AI

Cornell Tech – AI vs. Artists: The Future of Creativity

Photo Credit: Bloomberg / Provided

Jess Campitiello

Over the past year, artificial intelligence (AI) art generators like Stable Diffusion, DALL-E 2, and Midjourney have been making headlines. What started as a fun, harmless, and novel way to kill time for ordinary people quickly turned into a professional debate over artistic integrity.

Generative AI programs are trained by scraping large online public datasets to learn which words are associated with corresponding images. Once this is done, the user enters text at her prompt and the program compiles what it has learned into a single image output. Björn Ommer, who worked on Stable Diffusion, explains more about how it works here.

Accusations of art theft arose over the use of creative works to train these models, as the image output imitated the style of famous artists without their consent. When the AI-generated work won first place in an art competition, there was a strong backlash. On Reddit, a user was banned for posting his work because it looked too much like AI art. Ultimately, this outrage led to multiple lawsuits against these programs.

At the same time, generative AI platform Scenario raised $6 million in seed funding, and Microsoft made a “multi-year, multi-billion dollar investment” in OpenAI, the developer of Dall-E 2 and ChatGPT.

“This technology is undergoing a Cambrian explosion right now,” Scott Belsky, Adobe’s chief product officer and executive vice president of Creative Cloud, said at the latest Cornell Tech @ Bloomberg Speaker Series event. Ta. Adobe has worked with more than 800 partners to add generative AI to their products while maintaining user trust.

When asked about how artificial intelligence and machine learning fit into the future of the arts, Belsky made three main points:

  1. Your creative confidence will only grow.

    Belsky explained that our creative confidence typically peaks during childhood. Starting with simple crayon drawings, many children find an outlet for their creativity in art. Crude imitations of homes, animals, and loved ones are plastered on refrigerators and prized. But as we grow older and encounter critics who insist on color within the lines and accurate representation on the page, our confidence wanes. Along with that, so do the efforts of many people pursuing artistic endeavors. This technology not only makes creativity widely accessible, but also increases an individual’s artistic confidence as the barrier to entry is very low.
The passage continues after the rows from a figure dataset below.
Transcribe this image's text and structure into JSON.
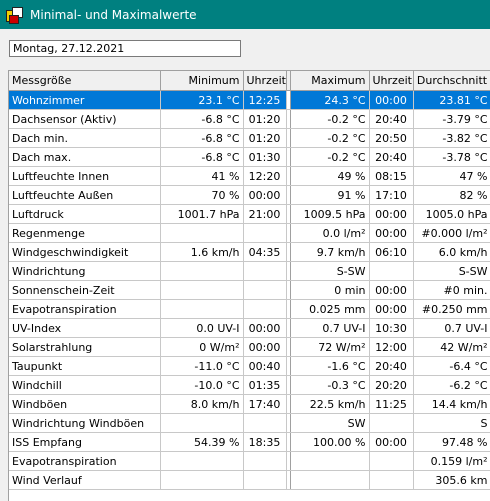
{
  "window": {
    "title": "Minimal- und Maximalwerte"
  },
  "date_field": {
    "value": "Montag, 27.12.2021"
  },
  "table": {
    "headers": [
      "Messgröße",
      "Minimum",
      "Uhrzeit",
      "Maximum",
      "Uhrzeit",
      "Durchschnitt"
    ],
    "selected_row": 0,
    "rows": [
      [
        "Wohnzimmer",
        "23.1 °C",
        "12:25",
        "24.3 °C",
        "00:00",
        "23.81 °C"
      ],
      [
        "Dachsensor (Aktiv)",
        "-6.8 °C",
        "01:20",
        "-0.2 °C",
        "20:40",
        "-3.79 °C"
      ],
      [
        "Dach min.",
        "-6.8 °C",
        "01:20",
        "-0.2 °C",
        "20:50",
        "-3.82 °C"
      ],
      [
        "Dach max.",
        "-6.8 °C",
        "01:30",
        "-0.2 °C",
        "20:40",
        "-3.78 °C"
      ],
      [
        "Luftfeuchte Innen",
        "41 %",
        "12:20",
        "49 %",
        "08:15",
        "47 %"
      ],
      [
        "Luftfeuchte Außen",
        "70 %",
        "00:00",
        "91 %",
        "17:10",
        "82 %"
      ],
      [
        "Luftdruck",
        "1001.7 hPa",
        "21:00",
        "1009.5 hPa",
        "00:00",
        "1005.0 hPa"
      ],
      [
        "Regenmenge",
        "",
        "",
        "0.0 l/m²",
        "00:00",
        "#0.000 l/m²"
      ],
      [
        "Windgeschwindigkeit",
        "1.6 km/h",
        "04:35",
        "9.7 km/h",
        "06:10",
        "6.0 km/h"
      ],
      [
        "Windrichtung",
        "",
        "",
        "S-SW",
        "",
        "S-SW"
      ],
      [
        "Sonnenschein-Zeit",
        "",
        "",
        "0 min",
        "00:00",
        "#0 min."
      ],
      [
        "Evapotranspiration",
        "",
        "",
        "0.025 mm",
        "00:00",
        "#0.250 mm"
      ],
      [
        "UV-Index",
        "0.0 UV-I",
        "00:00",
        "0.7 UV-I",
        "10:30",
        "0.7 UV-I"
      ],
      [
        "Solarstrahlung",
        "0 W/m²",
        "00:00",
        "72 W/m²",
        "12:00",
        "42 W/m²"
      ],
      [
        "Taupunkt",
        "-11.0 °C",
        "00:40",
        "-1.6 °C",
        "20:40",
        "-6.4 °C"
      ],
      [
        "Windchill",
        "-10.0 °C",
        "01:35",
        "-0.3 °C",
        "20:20",
        "-6.2 °C"
      ],
      [
        "Windböen",
        "8.0 km/h",
        "17:40",
        "22.5 km/h",
        "11:25",
        "14.4 km/h"
      ],
      [
        "Windrichtung Windböen",
        "",
        "",
        "SW",
        "",
        "S"
      ],
      [
        "ISS Empfang",
        "54.39 %",
        "18:35",
        "100.00 %",
        "00:00",
        "97.48 %"
      ],
      [
        "Evapotranspiration",
        "",
        "",
        "",
        "",
        "0.159 l/m²"
      ],
      [
        "Wind Verlauf",
        "",
        "",
        "",
        "",
        "305.6 km"
      ]
    ]
  }
}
  2. Professionals have access to endless creative possibilities.

    Generative AI allows artists to create countless visual concepts with the click of a button, dramatically streamlining the process of sharing potential design ideas with clients. Providing clients with some simple AI “thumbnail sketch” options can help artists complete their work faster without wasting time creating preliminary visuals. Fabricated art is not intended to be used as a substitute, but as a starting point for the artist’s own creative output. AI can even provide design options that artists wouldn’t have considered otherwise, Belsky said. Integrating this technology into an artist’s tools could give them a “game-changing breakthrough.”

  3. People who focus on results and people who focus on process.

    Belsky discussed two different types of generative AI users: result-oriented users and process-oriented users.

    Results-oriented people are less interested in the details of the final product and more focused on receiving the product itself. For example, if a results-oriented person asks her AI program to generate an image of a “space cowboy,” she may be happy to use the first image presented that suits her needs. Sho. The speed of output is important.

    Process-oriented people, on the other hand, focus on what is produced by an AI program and use it as a tool to create something unique that suits their needs. If you enter the same prompt, you can attract and emulate his entire configuration of one of the outputs, but you can move the cowboy’s arms to specific positions and make other edits over and over again to get exactly what you want. You’ll end up creating the final product exactly how you want it.

    Belsky explained that we all tend to be outcome-oriented and process-oriented.

Do artists have a right to be scared? Belsky said that while AI will not replace creativity in space because it cannot emulate the human aesthetic sense, their concerns are valid and should be taken into consideration moving forward with these powerful technologies. He says there are many important issues that need to be addressed. “Is their content trained on these models? If so, how are they compensated? Can they produce something in a particular person’s style? Are people ethical? and say ‘no,’ but other players can say, ‘It’s free for everyone.’

Belsky said that while nothing is stored in Adobe’s cloud for use in training generative AI, the company will be very specific about this in future terms and policies to avoid any ambiguity. He concluded his thoughts on the matter by saying that he plans to do so. Regarding that matter.

Read the full interview on Cornell Tech @ Bloomberg.

The Cornell Tech @ Bloomberg Speaker series is hosted by Bloomberg Television’s Scarlet Fu and Bloomberg QuickTake in partnership with Bloomberg, Cornell Tech and Tech:NYC.

Jess Campitiello is a digital communications specialist at Cornell Tech.